Would-be doctors have to get through organic chemistry, a tough class that can be a dream killer. When NYU pre-meds earned poor grades last spring in Maitland Jones Jr.'s class, some of them signed a petition complaining the professor was too demanding. The university fired him and agreed to review their grades, reports Stephanie Saul in the New York Times.

Jones, who's 84, the author of a major organic chemistry textbook, has won awards for teaching, Saul writes. He "pioneered a new method of instruction that relied less on rote memorization and more on problem solving."

After a long career at Princeton, he was teaching at NYU on an annual contract.

Jones noticed a loss of focus among students about a decade ago, he told Saul.

“Students were misreading exam questions at an astonishing rate,” he wrote in a grievance to the university, protesting his termination. Grades fell even as he reduced the difficulty of his exams.
. . . “In the last two years, they fell off a cliff,” he wrote. “We now see single digit scores and even zeros.”
After several years of Covid learning loss, the students not only didn’t study, they didn’t seem to know how to study, Dr. Jones said.

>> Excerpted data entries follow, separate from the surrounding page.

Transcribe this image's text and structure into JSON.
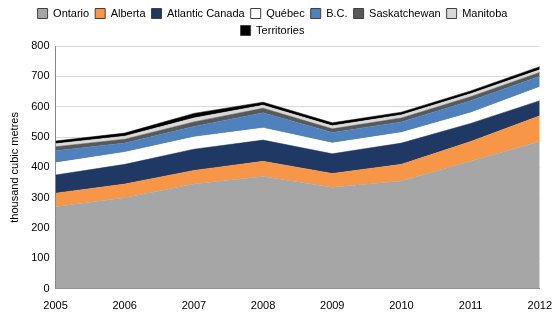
{
  "chart_data": {
    "type": "area",
    "y_label": "thousand cubic metres",
    "categories": [
      "2005",
      "2006",
      "2007",
      "2008",
      "2009",
      "2010",
      "2011",
      "2012"
    ],
    "series": [
      {
        "name": "Ontario",
        "color": "#a6a6a6",
        "values": [
          270,
          300,
          345,
          370,
          335,
          355,
          420,
          485
        ]
      },
      {
        "name": "Alberta",
        "color": "#f79646",
        "values": [
          45,
          45,
          45,
          50,
          45,
          55,
          65,
          85
        ]
      },
      {
        "name": "Atlantic Canada",
        "color": "#1f3864",
        "values": [
          60,
          65,
          70,
          70,
          65,
          70,
          60,
          50
        ]
      },
      {
        "name": "Québec",
        "color": "#ffffff",
        "values": [
          40,
          40,
          40,
          40,
          35,
          35,
          35,
          45
        ]
      },
      {
        "name": "B.C.",
        "color": "#4f81bd",
        "values": [
          40,
          30,
          35,
          50,
          35,
          35,
          40,
          35
        ]
      },
      {
        "name": "Saskatchewan",
        "color": "#595959",
        "values": [
          13,
          13,
          15,
          15,
          12,
          13,
          13,
          13
        ]
      },
      {
        "name": "Manitoba",
        "color": "#d9d9d9",
        "values": [
          10,
          10,
          13,
          10,
          10,
          10,
          10,
          9
        ]
      },
      {
        "name": "Territories",
        "color": "#000000",
        "values": [
          9,
          10,
          15,
          10,
          10,
          9,
          9,
          10
        ]
      }
    ],
    "ylim": [
      0,
      800
    ],
    "yticks": [
      0,
      100,
      200,
      300,
      400,
      500,
      600,
      700,
      800
    ],
    "stacked": true,
    "grid": true,
    "legend": "top"
  }
}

By spring 2022, Covid restrictions had eased, but students "weren't coming to class," Jones said in an interview. “They weren’t watching the videos, and they weren’t able to answer the questions.”

Students could choose a problem-solving focus or a lecture focus. In both sections, they were unhappy. “We are very concerned about our scores, and find that they are not an accurate reflection of the time and effort put into this class,” said the petition signed by 82 of 350 students.

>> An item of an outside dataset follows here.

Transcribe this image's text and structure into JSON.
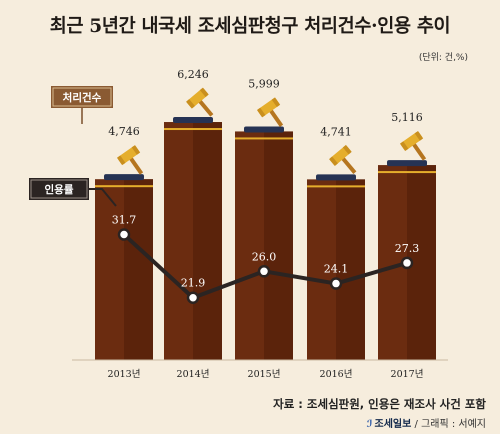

Who wants a doctor who's weak on chemistry? Photo: Pixabay

Among other things, they complained the professor had a “condescending and demanding” tone. Zacharia Benslimane, a teaching assistant in the problem-solving section of the course, defended Dr. Jones in an email to university officials. “I have noticed that many of the students who consistently complained about the class did not use the resources we afforded to them,” she wrote.

"The entire controversy seems to illustrate a sea change in teaching, from an era when professors set the bar and expected the class to meet it, to the current more supportive, student-centered approach," writes Saul.

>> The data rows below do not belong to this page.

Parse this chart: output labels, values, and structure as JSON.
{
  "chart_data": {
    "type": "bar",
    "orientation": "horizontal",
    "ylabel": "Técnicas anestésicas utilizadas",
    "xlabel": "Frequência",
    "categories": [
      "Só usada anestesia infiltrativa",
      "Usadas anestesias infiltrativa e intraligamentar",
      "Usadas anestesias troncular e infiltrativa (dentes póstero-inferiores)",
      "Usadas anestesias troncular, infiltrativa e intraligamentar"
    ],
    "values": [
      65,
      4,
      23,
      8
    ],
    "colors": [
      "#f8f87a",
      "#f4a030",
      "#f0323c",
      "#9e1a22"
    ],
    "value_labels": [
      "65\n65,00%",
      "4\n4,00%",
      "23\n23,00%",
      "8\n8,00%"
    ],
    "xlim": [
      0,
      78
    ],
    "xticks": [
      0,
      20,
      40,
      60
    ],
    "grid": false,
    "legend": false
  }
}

In letters to the editor, a retired professor of marine and environmental sciences writes that he noticed a "loss of focus in students" starting about 15 years ago. They expect to be treated like customers, writes Martin E. Ross. "Students expect their professors to be like either Mister Rogers or Stephen Colbert, and woe to those less entertaining ones who dare to assign poor performers the grades they deserve." Tom Cutrofellow writes: "Years from now, if I notice an undergraduate degree from N.Y.U. in a future doctor’s office, I’m walking out."

At Davidson College in North Carolina, more students are failing Econ 101, writes Clark Ross on the Martin Center blog. Last year, "student performance was the worst by a group in 50 years of teaching."

Twelve of 31 students showed interest in economics and did well, he writes. Nine students received a "D" or "F." The student average on the final exam, which includes multiple-choice and short-essay questions, was just below 50 percent.

Davidson is a selective college, and students are used to earning high grades, Ross writes. But many of his econ students did not attend class regularly or do the work outside of class.

In addition, some of his students didn't have the math skills to set up and solve simple equations, he writes. "I use fewer calculations while teaching than I did 20 years ago. Still, elasticity and macroeconomic multipliers are vital to learn and do require the use of basic mathematics."

They also didn't come to office hours or use tutoring aid.